This ain’t your mom’s station wagon.
Games can have this incredible power over you, can’t they? Sometimes a game can be moving, like Mass Effect. Sometimes a game can be exciting, like Modern Warfare 2. Sometimes a game can make your skin crawl and scare your pants off, like Silent Hill. Scrap Metal is none of these, but it is pure, arcadey fun, the likes of which haven’t been seen since video games jumped into 3D.
[image1]Scrap Metal, from Slick Entertainment, is an overhead car-combat game, kind of like Twisted Metal or Vigilante 8, except without the behind-the-car viewpoint. The single-player mode is packed with 61 missions across 8 different race tracks, each of which are altered slightly to accommodate different mission types. You might think those 61 missions make for one long demolition derby, but you’d be wrong.
In fact, variety is one of Scrap Metal‘s strongest attributes. Every race track has a demolition derby mission where you have to destroy a certain number of cars within the time limit, or an elimination race where the car in last place is blown to smithereens at the end of each lap, but it also throws extra missions that involve each track’s boss. In East District, for example, you’ll play an early mission that has you protecting a gas tanker from some thugs. There are a couple of VIP missions sprinkled throughout the game, but what’s great about East District is that in a later mission, you’ll drive the tanker with a flamethrower strapped to it, laying a fiery trap for those punks who were harassing the shipment earlier.
Missions like those have a very Grand Theft Auto feel to them, especially if you think back to the Rampage missions of the series.
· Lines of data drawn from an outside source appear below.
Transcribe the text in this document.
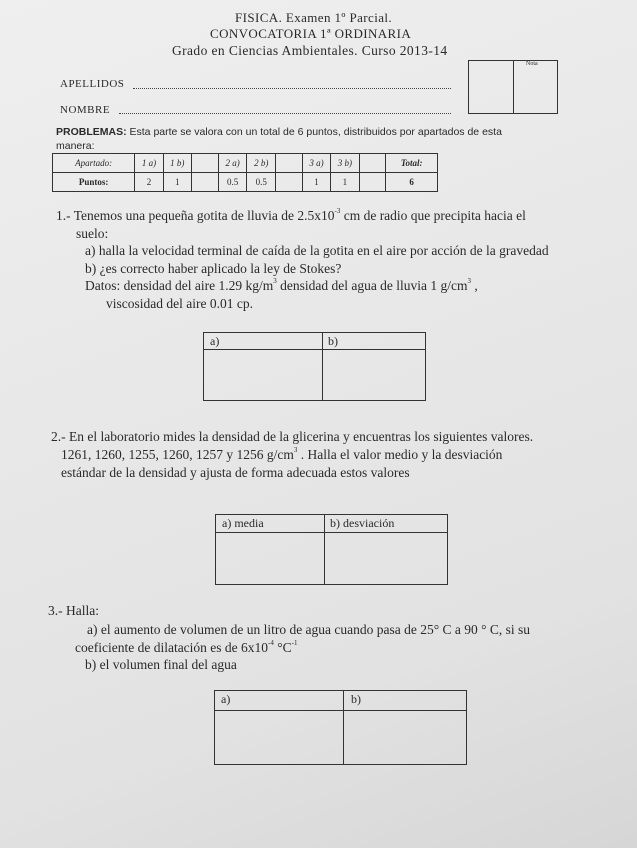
FISICA. Examen 1º Parcial.
CONVOCATORIA 1ª ORDINARIA
Grado en Ciencias Ambientales. Curso 2013-14
APELLIDOS
NOMBRE
Nota
PROBLEMAS: Esta parte se valora con un total de 6 puntos, distribuidos por apartados de esta
manera:
Apartado:	1 a)	1 b)		2 a)	2 b)		3 a)	3 b)		Total:
Puntos:	2	1		0.5	0.5		1	1		6
1.- Tenemos una pequeña gotita de lluvia de $2.5x10^{-3}$ cm de radio que precipita hacia el
suelo:
a) halla la velocidad terminal de caída de la gotita en el aire por acción de la gravedad
b) ¿es correcto haber aplicado la ley de Stokes?
Datos: densidad del aire 1.29 $kg/m^3$ densidad del agua de lluvia 1 $g/cm^3$ ,
viscosidad del aire 0.01 cp.
a)	b)
2.- En el laboratorio mides la densidad de la glicerina y encuentras los siguientes valores.
1261, 1260, 1255, 1260, 1257 y 1256 $g/cm^3$ . Halla el valor medio y la desviación
estándar de la densidad y ajusta de forma adecuada estos valores
a) media	b) desviación
3.- Halla:
a) el aumento de volumen de un litro de agua cuando pasa de 25° C a 90 ° C, si su
coeficiente de dilatación es de $6x10^{-4}$ $^\circ C^{-1}$
b) el volumen final del agua
a)	b)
They’re certainly not the highest-minded fun you could have playing video games these days, but this kind of gameplay hasn’t lost its charm on anyone who remembers it fondly.
After every mission, you’ll be given a medal based on your performance in the mission. Some missions are on a pass or fail basis, but it’s all contextual. These medals determine how many upgrade points you get for completing the mission, so you can upgrade cars unlocked just by playing through missions. You can upgrade a car’s speed, grip, armor, and firepower. Your garage holds four cars and new cars will rotate in where old cars once sat, but you’ll have to upgrade the new cars as well. Scrap Metal constantly forces you to build up your garage and experiment with the different vehicle types in different races as the difficulty mounts.
[image2]Unfortunately, that difficulty builds unevenly; the first five race tracks are all fairly easy, but then you start to run into a wall. As the requirements surmount, so do the opponents. Suddenly, destroying 20 vehicles in 3 minutes seems ungodly because everyone is avoiding your big monster truck and gunning you down from behind. One boss in particular, Petrov Piston, had me throwing my controller to the ground. I don’t often curse at my video games, but when I finally beat that guy, I made sure he knew it.
After that, the remaining missions maintain a difficulty level fit only for John McClane. Couple that with a terrible arcade rock soundtrack only Shadow the Hedgehog could love and you’ve got a recipe for some horrifically frustrating gameplay time. Huh, you know it said Scrap Metal couldn’t move, entertain, or scare, and it’s done all of these over the course of this review!
I was really entertained by the mission variety; I was so moved by the difficulty scale that I through my controller, and I was horrified by the soundtrack. I know that doesn’t sound all-too-great, but Scrap Metal is a pretty decent game overall. There’s plenty of fun to be had in its arcade throwback design and even more hours of gameplay to share online in multiplayer. If you’re looking for something to relax and just have fun with, Scrap Metal is your game.